Jai sonné à la porte de Luce.
Une Luce épuisée a ouvert, et, en arrièreplan, mon mari, affaibli, gisant dans le lit.

En bon homme de la ville, je suis rentré sans un mot. Je narrivais pas à croire ce que je voyais: Laurent, que je traitais de négligent et de malpropre, samusait intimement avec elle!

Franchement, je ne ressentais pas de jalousie envers la cuisinière. Quand Laurent a accouru, je lai brusquement dirigé vers la salle de bains.
Prends une douche, lavetoi soigneusement! Tu tamuses? Je raconterai tout à Nicolas. Il te le demandera! laije menacé en ricanant. Jimaginais Nicolas, maigre, se battre les poings devant le nez de Laurent.

Luce a avoué à Nicolas son infidélité. Je ne sais pas comment son mari, ce «téméraire», a réagi, mais une semaine plus tard, toute la famille a quitté les lieux. En partant, Nicolas, en me voyant, a déclaré avec fierté:
Ce nest pas étonnant, qui résisterait à ma Luçienne?

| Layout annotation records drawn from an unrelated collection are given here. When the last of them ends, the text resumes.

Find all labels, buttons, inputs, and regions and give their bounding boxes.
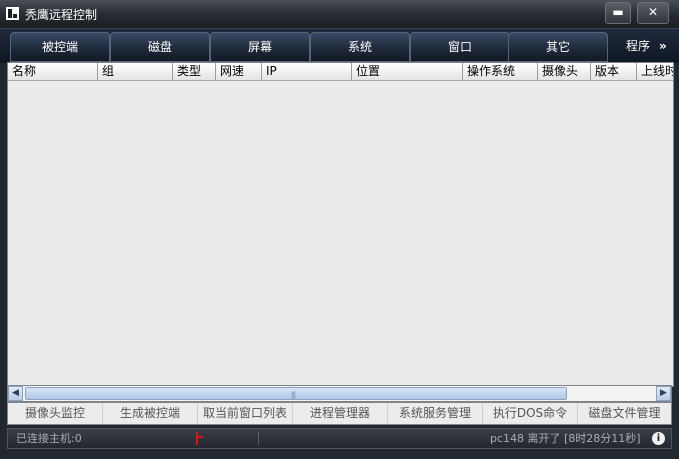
minimize-button[interactable]: ▬ [605,2,631,24]
connected-hosts-status: 已连接主机:0 [16,432,82,445]
scroll-right-icon[interactable]: ▶ [656,386,671,401]
tab-programs[interactable]: 程序 » [612,32,678,60]
app-logo-icon [6,7,19,20]
column-header-speed[interactable]: 网速 [216,63,262,80]
scrollbar-thumb[interactable]: ||| [25,387,567,400]
close-button[interactable]: ✕ [637,2,669,24]
column-header-ip[interactable]: IP [262,63,352,80]
event-status: pc148 离开了 [8时28分11秒] [490,432,641,445]
title-bar[interactable]: 秃鹰远程控制 ▬ ✕ [0,0,679,28]
tab-screen[interactable]: 屏幕 [210,32,310,62]
list-header: 名称 组 类型 网速 IP 位置 操作系统 摄像头 版本 上线时 [8,63,673,81]
window-title: 秃鹰远程控制 [25,8,98,22]
scroll-left-icon[interactable]: ◀ [8,386,23,401]
generate-client-button[interactable]: 生成被控端 [103,403,198,424]
column-header-location[interactable]: 位置 [352,63,463,80]
red-flag-icon [196,432,203,445]
process-manager-button[interactable]: 进程管理器 [293,403,388,424]
service-manager-button[interactable]: 系统服务管理 [388,403,483,424]
tab-system[interactable]: 系统 [310,32,410,62]
horizontal-scrollbar[interactable]: ◀ ||| ▶ [7,385,672,402]
column-header-online-time[interactable]: 上线时 [637,63,673,80]
dos-command-button[interactable]: 执行DOS命令 [483,403,578,424]
tab-clients[interactable]: 被控端 [10,32,110,62]
tab-window[interactable]: 窗口 [410,32,510,62]
action-bar: 摄像头监控 生成被控端 取当前窗口列表 进程管理器 系统服务管理 执行DOS命令… [7,402,672,425]
chevron-double-right-icon[interactable]: » [659,32,667,60]
disk-file-manager-button[interactable]: 磁盘文件管理 [578,403,671,424]
status-bar: 已连接主机:0 pc148 离开了 [8时28分11秒] i [7,428,672,449]
camera-monitor-button[interactable]: 摄像头监控 [8,403,103,424]
scrollbar-grip-icon: ||| [291,391,296,399]
window-list-button[interactable]: 取当前窗口列表 [198,403,293,424]
tab-disk[interactable]: 磁盘 [110,32,210,62]
main-window: 秃鹰远程控制 ▬ ✕ 被控端 磁盘 屏幕 系统 窗口 其它 程序 » 名称 组 … [0,0,679,459]
column-header-os[interactable]: 操作系统 [463,63,538,80]
column-header-group[interactable]: 组 [98,63,173,80]
column-header-name[interactable]: 名称 [8,63,98,80]
column-header-camera[interactable]: 摄像头 [538,63,591,80]
status-divider [258,432,259,445]
column-header-version[interactable]: 版本 [591,63,637,80]
column-header-type[interactable]: 类型 [173,63,216,80]
info-icon[interactable]: i [652,432,665,445]
main-tab-bar: 被控端 磁盘 屏幕 系统 窗口 其它 程序 » [0,28,679,63]
tab-other[interactable]: 其它 [508,32,608,62]
client-list[interactable]: 名称 组 类型 网速 IP 位置 操作系统 摄像头 版本 上线时 [7,62,674,387]
tab-programs-label: 程序 [626,39,651,53]
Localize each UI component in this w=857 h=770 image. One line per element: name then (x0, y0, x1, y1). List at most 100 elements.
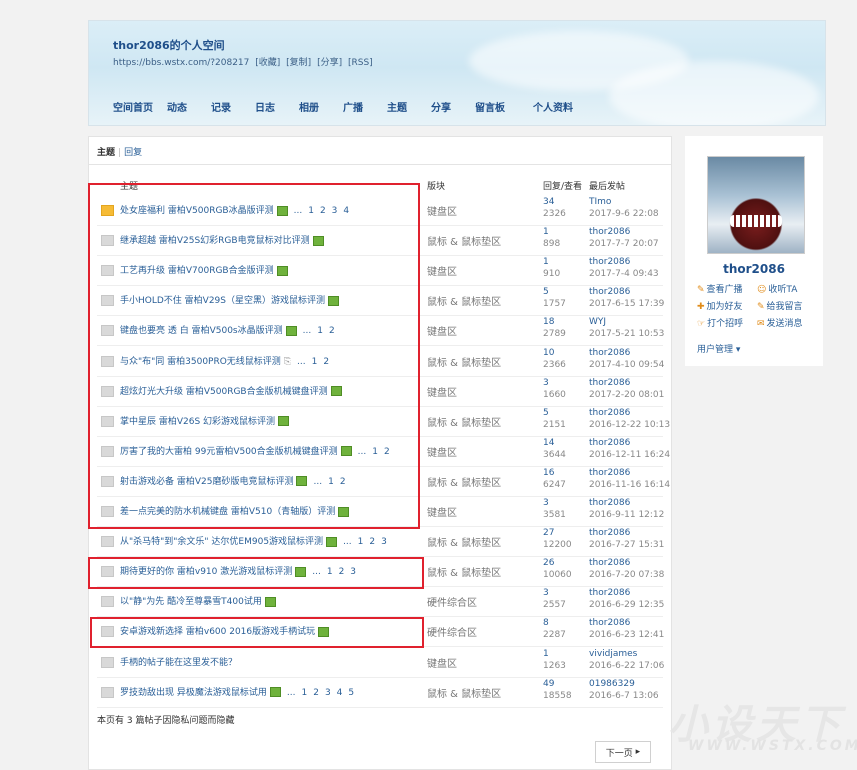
forum-link[interactable]: 鼠标 & 鼠标垫区 (427, 233, 501, 248)
last-poster-link[interactable]: thor2086 (589, 227, 630, 237)
nav-share[interactable]: 分享 (431, 99, 475, 114)
nav-profile[interactable]: 个人资料 (533, 99, 593, 114)
forum-link[interactable]: 鼠标 & 鼠标垫区 (427, 354, 501, 369)
last-poster-link[interactable]: thor2086 (589, 287, 630, 297)
last-poster-link[interactable]: thor2086 (589, 378, 630, 388)
space-url[interactable]: https://bbs.wstx.com/?208217 (113, 58, 249, 68)
share-link[interactable]: [分享] (317, 58, 342, 68)
last-poster-link[interactable]: thor2086 (589, 528, 630, 538)
forum-link[interactable]: 键盘区 (427, 263, 457, 278)
forum-link[interactable]: 鼠标 & 鼠标垫区 (427, 474, 501, 489)
reply-count[interactable]: 34 (543, 197, 554, 207)
reply-count[interactable]: 14 (543, 438, 554, 448)
last-poster-link[interactable]: thor2086 (589, 498, 630, 508)
forum-link[interactable]: 鼠标 & 鼠标垫区 (427, 293, 501, 308)
user-manage-dropdown[interactable]: 用户管理 ▾ (697, 342, 740, 355)
forum-link[interactable]: 键盘区 (427, 444, 457, 459)
nav-broadcast[interactable]: 广播 (343, 99, 387, 114)
thread-row: 罗技劲敌出现 异极魔法游戏鼠标试用... 1 2 3 4 5 鼠标 & 鼠标垫区 49 1855… (97, 677, 663, 708)
next-page-button[interactable]: 下一页 ▸ (595, 741, 651, 763)
forum-link[interactable]: 键盘区 (427, 323, 457, 338)
forum-link[interactable]: 鼠标 & 鼠标垫区 (427, 534, 501, 549)
tab-replies[interactable]: 回复 (124, 148, 142, 158)
send-message-link[interactable]: ✉ 发送消息 (757, 316, 803, 329)
reply-count[interactable]: 16 (543, 468, 554, 478)
forum-link[interactable]: 键盘区 (427, 655, 457, 670)
last-poster-link[interactable]: thor2086 (589, 588, 630, 598)
forum-link[interactable]: 键盘区 (427, 384, 457, 399)
last-poster-link[interactable]: WYJ (589, 317, 606, 327)
nav-threads[interactable]: 主题 (387, 99, 431, 114)
last-poster-link[interactable]: 01986329 (589, 679, 635, 689)
page-link[interactable]: 1 (301, 688, 307, 698)
last-poster-link[interactable]: thor2086 (589, 438, 630, 448)
page-link[interactable]: 2 (369, 537, 375, 547)
reply-count[interactable]: 49 (543, 679, 554, 689)
reply-count[interactable]: 3 (543, 378, 549, 388)
reply-count[interactable]: 1 (543, 257, 549, 267)
forum-link[interactable]: 鼠标 & 鼠标垫区 (427, 685, 501, 700)
forum-link[interactable]: 鼠标 & 鼠标垫区 (427, 564, 501, 579)
last-poster-link[interactable]: thor2086 (589, 257, 630, 267)
profile-username[interactable]: thor2086 (685, 262, 823, 276)
nav-blog[interactable]: 日志 (255, 99, 299, 114)
reply-count[interactable]: 5 (543, 287, 549, 297)
forum-link[interactable]: 键盘区 (427, 504, 457, 519)
forum-link[interactable]: 鼠标 & 鼠标垫区 (427, 414, 501, 429)
follow-link[interactable]: ☺ 收听TA (757, 282, 797, 295)
add-friend-link[interactable]: ✚ 加为好友 (697, 299, 743, 312)
copy-link[interactable]: [复制] (286, 58, 311, 68)
view-broadcast-link[interactable]: ✎ 查看广播 (697, 282, 743, 295)
reply-count[interactable]: 8 (543, 618, 549, 628)
last-poster-link[interactable]: thor2086 (589, 348, 630, 358)
last-poster-link[interactable]: vividjames (589, 649, 637, 659)
reply-count[interactable]: 1 (543, 649, 549, 659)
highlight-box (90, 617, 424, 648)
reply-count[interactable]: 18 (543, 317, 554, 327)
forum-link[interactable]: 硬件综合区 (427, 624, 477, 639)
reply-count[interactable]: 3 (543, 498, 549, 508)
rss-link[interactable]: [RSS] (348, 58, 373, 68)
page-link[interactable]: 4 (337, 688, 343, 698)
last-poster-link[interactable]: thor2086 (589, 558, 630, 568)
reply-count[interactable]: 3 (543, 588, 549, 598)
last-post-date: 2017-6-15 17:39 (589, 299, 665, 310)
nav-records[interactable]: 记录 (211, 99, 255, 114)
leave-message-link[interactable]: ✎ 给我留言 (757, 299, 803, 312)
page-link[interactable]: 1 (358, 537, 364, 547)
nav-album[interactable]: 相册 (299, 99, 343, 114)
view-count: 910 (543, 269, 561, 280)
view-count: 6247 (543, 479, 566, 490)
last-poster-link[interactable]: thor2086 (589, 618, 630, 628)
last-poster-link[interactable]: thor2086 (589, 468, 630, 478)
forum-link[interactable]: 硬件综合区 (427, 594, 477, 609)
view-count: 12200 (543, 540, 572, 551)
poke-icon: ☞ (697, 319, 706, 329)
page-link[interactable]: 2 (313, 688, 319, 698)
tab-threads[interactable]: 主题 (97, 148, 115, 158)
reply-count[interactable]: 5 (543, 408, 549, 418)
thread-title-link[interactable]: 手柄的帖子能在这里发不能？ (120, 658, 237, 668)
last-poster-link[interactable]: TImo (589, 197, 611, 207)
poke-link[interactable]: ☞ 打个招呼 (697, 316, 743, 329)
profile-panel: thor2086 ✎ 查看广播 ☺ 收听TA ✚ 加为好友 ✎ 给我留言 ☞ 打个招呼 ✉… (685, 136, 823, 366)
forum-link[interactable]: 键盘区 (427, 203, 457, 218)
last-poster-link[interactable]: thor2086 (589, 408, 630, 418)
favorite-link[interactable]: [收藏] (255, 58, 280, 68)
thread-title-link[interactable]: 罗技劲敌出现 异极魔法游戏鼠标试用 (120, 688, 267, 698)
page-link[interactable]: 3 (381, 537, 387, 547)
space-title[interactable]: thor2086的个人空间 (113, 37, 225, 53)
reply-count[interactable]: 1 (543, 227, 549, 237)
reply-count[interactable]: 27 (543, 528, 554, 538)
thread-title-link[interactable]: 以"静"为先 酷冷至尊暴雪T400试用 (120, 597, 262, 607)
nav-activity[interactable]: 动态 (167, 99, 211, 114)
page-link[interactable]: 5 (348, 688, 354, 698)
page-link[interactable]: 3 (325, 688, 331, 698)
avatar[interactable] (707, 156, 805, 254)
reply-count[interactable]: 10 (543, 348, 554, 358)
thread-title-link[interactable]: 从"杀马特"到"余文乐" 达尔优EM905游戏鼠标评测 (120, 537, 323, 547)
nav-guestbook[interactable]: 留言板 (475, 99, 533, 114)
nav-home[interactable]: 空间首页 (113, 99, 167, 114)
folder-icon (101, 536, 114, 548)
reply-count[interactable]: 26 (543, 558, 554, 568)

Le temps a passé. Un jour, je recroise «La Brioche».
Salut, mon amie! Tu es toujours vexée? Pas de raison. Chez nous, la petite vie tourne à plein régime. Je ne me suis pas lassé, et ton mari semble content. Tu pars souvent en mission On ne laisse pas un mari affamé longtemps, ma rappelé Luce la règle de la vie à la campagne. Je lai regardée, cette femme qui avait tout chamboulé avec son rire franc et ses mains pleines de farine. Son regard pétillait, elle semblait plus vive que jamais. Jai hoché la tête, sans colère, sans haine juste une drôle de tristesse mêlée dadmiration. Elle avait raison, peut-être, sur bien des choses. Le soir, en réchauffant une de ses anciennes conserves, jai souri à vide. La vie, comme une vieille marmite, finit toujours par laisser passer des saveurs quon nattend plus.